Reza juga menyoroti potensi bahaya lain: "Mikroplastik ini berpotensi membawa zat kimia aditif yang digunakan dalam proses produksinya, atau bahkan menarik serta mengikat polutan lain yang menempel di permukaannya." Ini berarti, selain menjadi partikel asing, mikroplastik juga bisa menjadi ‘kendaraan’ bagi berbagai zat berbahaya lain seperti logam berat atau senyawa organik persisten, memperparah ancaman bagi lingkungan dan kesehatan.
Ancaman Tak Kasat Mata: Dampak Mikroplastik bagi Kesehatan Manusia
Keberadaan mikroplastik bukan sekadar isu lingkungan; ia menimbulkan ancaman serius bagi kesehatan manusia. Ukurannya yang nanometer hingga mikrometer memungkinkan partikel-partikel ini mudah masuk dan diserap oleh sistem biologis kita, baik melalui pernapasan, konsumsi makanan dan minuman, maupun kontak kulit.
Komite ahli gabungan dari Organisasi Pangan dan Pertanian Perserikatan Bangsa-Bangsa (FAO) dan Organisasi Kesehatan Dunia (WHO) telah menggarisbawahi beberapa potensi risiko kesehatan yang terkait dengan paparan mikroplastik, di antaranya:
- Gangguan Sistem Endokrin: Zat aditif kimiawi yang terkandung dalam plastik, seperti ftalat dan bisfenol A (BPA), berpotensi mengganggu fungsi normal sistem endokrin. Sistem ini merupakan jaringan kelenjar yang bertanggung jawab memproduksi hormon penting dalam tubuh untuk mengatur metabolisme, pertumbuhan, perkembangan, fungsi jaringan, hingga suasana hati. Gangguan pada sistem endokrin dapat memicu berbagai masalah hormonal, metabolik, dan reproduksi.

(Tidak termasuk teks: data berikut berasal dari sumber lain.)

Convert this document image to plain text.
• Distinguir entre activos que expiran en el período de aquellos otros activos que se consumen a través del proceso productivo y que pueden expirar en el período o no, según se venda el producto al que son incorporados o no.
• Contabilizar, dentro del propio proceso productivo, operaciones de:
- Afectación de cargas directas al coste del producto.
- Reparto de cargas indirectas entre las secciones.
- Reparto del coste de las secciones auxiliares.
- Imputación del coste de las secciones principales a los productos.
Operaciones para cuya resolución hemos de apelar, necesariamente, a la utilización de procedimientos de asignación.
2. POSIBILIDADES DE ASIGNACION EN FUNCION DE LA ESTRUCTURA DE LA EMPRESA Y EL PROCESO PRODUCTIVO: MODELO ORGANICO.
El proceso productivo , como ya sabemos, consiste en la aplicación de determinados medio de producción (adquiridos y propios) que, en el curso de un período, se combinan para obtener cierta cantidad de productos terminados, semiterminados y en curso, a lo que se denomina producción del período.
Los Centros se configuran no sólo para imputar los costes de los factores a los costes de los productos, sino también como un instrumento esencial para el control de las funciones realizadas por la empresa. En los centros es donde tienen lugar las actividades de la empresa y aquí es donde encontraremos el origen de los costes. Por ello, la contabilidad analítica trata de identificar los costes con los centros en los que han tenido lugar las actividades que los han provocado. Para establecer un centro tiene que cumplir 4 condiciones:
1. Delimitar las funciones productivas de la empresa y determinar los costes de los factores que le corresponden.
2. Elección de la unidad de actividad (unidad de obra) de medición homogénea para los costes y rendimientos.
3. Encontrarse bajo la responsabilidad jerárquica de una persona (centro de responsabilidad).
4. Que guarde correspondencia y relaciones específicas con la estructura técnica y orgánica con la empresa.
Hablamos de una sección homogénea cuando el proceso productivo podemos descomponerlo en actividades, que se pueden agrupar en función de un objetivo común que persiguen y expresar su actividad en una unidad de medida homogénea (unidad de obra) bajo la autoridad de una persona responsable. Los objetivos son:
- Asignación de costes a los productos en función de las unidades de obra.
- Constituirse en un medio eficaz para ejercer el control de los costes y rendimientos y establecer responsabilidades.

- Perubahan Sistem Kekebalan Tubuh dan DNA: Ukuran mikroplastik yang sangat kecil memungkinkannya menembus hingga ke pembuluh darah kapiler dan sel-sel tubuh. Ada dugaan kuat bahwa partikel-partikel ini dapat berinteraksi dengan sistem kekebalan tubuh, memicu respons inflamasi (peradangan) yang kronis. Lebih jauh lagi, beberapa penelitian awal menunjukkan potensi mikroplastik untuk menyebabkan perubahan pada struktur DNA, yang merupakan cetak biru genetik kehidupan, berpotensi memicu berbagai penyakit, termasuk kanker.
Fenomena mikroplastik dalam air hujan di Jakarta adalah pengingat keras akan jejak polusi manusia yang tak terlihat. Ini bukan hanya masalah lingkungan, tetapi juga ancaman nyata bagi kesehatan kolektif. Upaya mitigasi, mulai dari pengelolaan sampah yang lebih baik, pengurangan penggunaan plastik sekali pakai, hingga inovasi dalam teknologi daur ulang dan penangkapan polutan udara, menjadi sangat krusial untuk menciptakan lingkungan yang lebih bersih dan sehat bagi generasi mendatang.